Semula kota ini menargetkan PAD tahun 2020 hingga Rp 9,08 triliun. “Pastinya akan berkurang. Sekarang semuanya sepi, seperti hotel, rumah makan, dan restoran. Pemasukan dari pajaknya pasti akan turun drastis,” ujar Kepala Badan Pengelolaan Keuangan dan Pajak Daerah (BPKPD) Kota Surabaya Yusron Sumartono.
New Normal
Nah, tak ingin penerimaan pajaknya tergerus kian dalam, kini pemerintah daerah ramai-ramai ingin melonggarkan PSBB di daerahnya masing-masing. Rencana ini muncul seiring bergulirnya kebijakan new normal atau cara hidup baru yang digagas Presiden Joko Widodo belum lama ini.
Dengan dilonggarkan PSBB, diharapkan dunia usaha kembali menggeliat sehingga berdampak positif terhadap setoran pajak.
DKI Jakarta kembali menjadi pelaporan new normal lewat kebijakan yang dinamakan PSBB transisi. “Iya diharapkan penerimaan pajak juga bisa meningkat,” kata Kepala Badan Pendapatan Daerah (Bapenda) DKI Jakarta, Edi Sumantri.
Di masa transisi ini, beberapa aktivitas bisnis memang sudah dibolehkan kembali secara bertahap. Salah satunya mal yang sudah dibolehkan buka mulai 15 Juni. Sementara restoran diluar mal juga sudah boleh buka dengan dibatasi kapasitasnya. Tentu semua aktivitas usaha itu diwajibkan menerapkan protokol kesehatan.
Langkah DKI ini langsung diikuti Kota Bekasi yang mulai berencana membuka beberapa mal secara bertahap. Bogor juga mulai berancang-ancang mengambil langkah serupa. “Iya, ini bisa jadi solusi mengatasi penurunan PAD dan pertumbuhan ekonomi di Kota Bogor,” Jelas Ade.
Namun, kalangan pengusaha sendiri tidak begitu yakin bisnis bisa cepat pulih di masa PSBB transisi ini. Pasalnya, daya beli masyarakat masih lemah. Ditambah, besarnya beban biaya operasional karena harus menerapkan protokol kesehatan secara ketat.
“Akhirnya, banyak pelaku usaha yang memilih tetap menutup sebagian besar gerainya,” kata Eddy Susanto, Ketua Umum Asosiasi Pengusaha Kafe dan Restoran Indonesia (Apkrindo).
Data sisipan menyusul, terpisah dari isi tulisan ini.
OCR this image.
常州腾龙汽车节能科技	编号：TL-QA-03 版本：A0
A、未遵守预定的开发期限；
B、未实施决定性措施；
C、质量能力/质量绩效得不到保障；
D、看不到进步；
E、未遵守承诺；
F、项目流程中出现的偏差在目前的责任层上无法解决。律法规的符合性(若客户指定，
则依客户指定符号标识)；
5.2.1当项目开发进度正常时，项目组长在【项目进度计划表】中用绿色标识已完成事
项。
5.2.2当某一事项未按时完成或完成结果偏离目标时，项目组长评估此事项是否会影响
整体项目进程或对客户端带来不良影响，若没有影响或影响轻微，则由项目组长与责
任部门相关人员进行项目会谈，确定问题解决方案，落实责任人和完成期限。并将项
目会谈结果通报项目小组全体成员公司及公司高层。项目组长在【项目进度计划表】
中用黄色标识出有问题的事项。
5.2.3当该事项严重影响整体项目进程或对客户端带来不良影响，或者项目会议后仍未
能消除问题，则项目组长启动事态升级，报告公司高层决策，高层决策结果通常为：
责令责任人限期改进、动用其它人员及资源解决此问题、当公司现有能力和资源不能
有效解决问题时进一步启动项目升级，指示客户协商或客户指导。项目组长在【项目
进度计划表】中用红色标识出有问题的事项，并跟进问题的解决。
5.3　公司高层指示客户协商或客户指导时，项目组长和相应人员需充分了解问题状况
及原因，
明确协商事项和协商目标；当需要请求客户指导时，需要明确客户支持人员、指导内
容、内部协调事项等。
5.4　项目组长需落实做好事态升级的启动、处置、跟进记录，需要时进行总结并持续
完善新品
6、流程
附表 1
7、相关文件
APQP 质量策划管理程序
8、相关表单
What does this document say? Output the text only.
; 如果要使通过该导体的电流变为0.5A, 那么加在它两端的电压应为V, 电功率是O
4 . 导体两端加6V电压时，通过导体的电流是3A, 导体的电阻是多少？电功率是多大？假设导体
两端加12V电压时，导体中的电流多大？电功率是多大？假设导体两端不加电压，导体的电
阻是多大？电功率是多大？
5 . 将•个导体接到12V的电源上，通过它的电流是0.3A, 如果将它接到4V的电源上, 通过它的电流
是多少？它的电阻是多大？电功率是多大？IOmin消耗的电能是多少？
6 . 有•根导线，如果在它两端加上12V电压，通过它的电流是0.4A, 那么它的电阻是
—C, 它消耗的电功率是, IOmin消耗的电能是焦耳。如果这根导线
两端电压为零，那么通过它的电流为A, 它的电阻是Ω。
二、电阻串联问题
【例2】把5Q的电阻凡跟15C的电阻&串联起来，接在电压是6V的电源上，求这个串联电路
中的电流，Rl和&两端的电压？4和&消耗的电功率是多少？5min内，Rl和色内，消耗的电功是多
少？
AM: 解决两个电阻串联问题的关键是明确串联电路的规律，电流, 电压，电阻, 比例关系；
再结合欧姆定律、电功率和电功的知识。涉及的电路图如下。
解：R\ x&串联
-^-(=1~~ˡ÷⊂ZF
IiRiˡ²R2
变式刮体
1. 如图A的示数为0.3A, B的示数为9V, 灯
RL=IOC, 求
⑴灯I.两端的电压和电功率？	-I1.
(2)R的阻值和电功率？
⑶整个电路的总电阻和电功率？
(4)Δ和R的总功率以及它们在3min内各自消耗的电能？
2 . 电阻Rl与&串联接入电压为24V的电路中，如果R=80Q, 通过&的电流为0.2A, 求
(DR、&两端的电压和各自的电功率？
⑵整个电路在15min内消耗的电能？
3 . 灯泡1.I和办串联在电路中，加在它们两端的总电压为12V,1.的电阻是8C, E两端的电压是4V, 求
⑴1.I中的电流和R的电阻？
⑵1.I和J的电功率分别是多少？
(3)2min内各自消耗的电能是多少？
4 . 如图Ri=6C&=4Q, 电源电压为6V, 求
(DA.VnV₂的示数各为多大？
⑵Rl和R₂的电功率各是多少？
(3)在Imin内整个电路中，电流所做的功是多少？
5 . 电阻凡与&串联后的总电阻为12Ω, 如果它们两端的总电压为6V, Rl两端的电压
Menurtnya, butuh waktu minimal setahun bagi pelaku usaha untuk bangkit kembali pasca pandemi. Proses recovery terpuruk selama PSBB. “Dan, kami pastikan setoran pajak tahun ini bakal melesat jauh dari target,” cetusnya.
Pendapat tersebut turut diamini Diana Dewi, Ketua Kamar Dagang dan Industri (Kadin) DKI Jakarta. Menurutnya, pemerintah jangan terlalu berharap pengusaha bisa langsung menggenjot setoran pajaknya tahun ini.
Bisa kembali menjalankan bisnis saja, menurut dia, sudah suatu kemajuan di tengah kondisi sulit ini. Menurutnya, kalangan pengusaha sekarang dihadapkan pada lemahnya daya beli masyarakat yang turut tergerus efek korona.
Yusuf Rendy Manilet, ekonom Center of Reform on Economic (CORE) Indonesia, berpendapat, new normal atau PSBB transisi menjadi pertaruhan bagi program pemulihan ekonomi di masa pandemi. Jika tak ada lonjakan kasus positif korona selama masa transisi, maka dunia usaha bisa bangkit lagi di kuartal IV mendatang. Tapi, khusus sektor pariwisata bisa lebih lama, karena butuh waktu bagi masyarakat untuk benar-benar menilai kondisi sudah aman buat berwisata.
Namun, jika wabah tak kunjung selesai, maka aktivitas bisnis dan perekonomian akan semakin terpuruk. “Karena itu pemerintah harus berhati-hati menerapkan new normal,” ujarnya.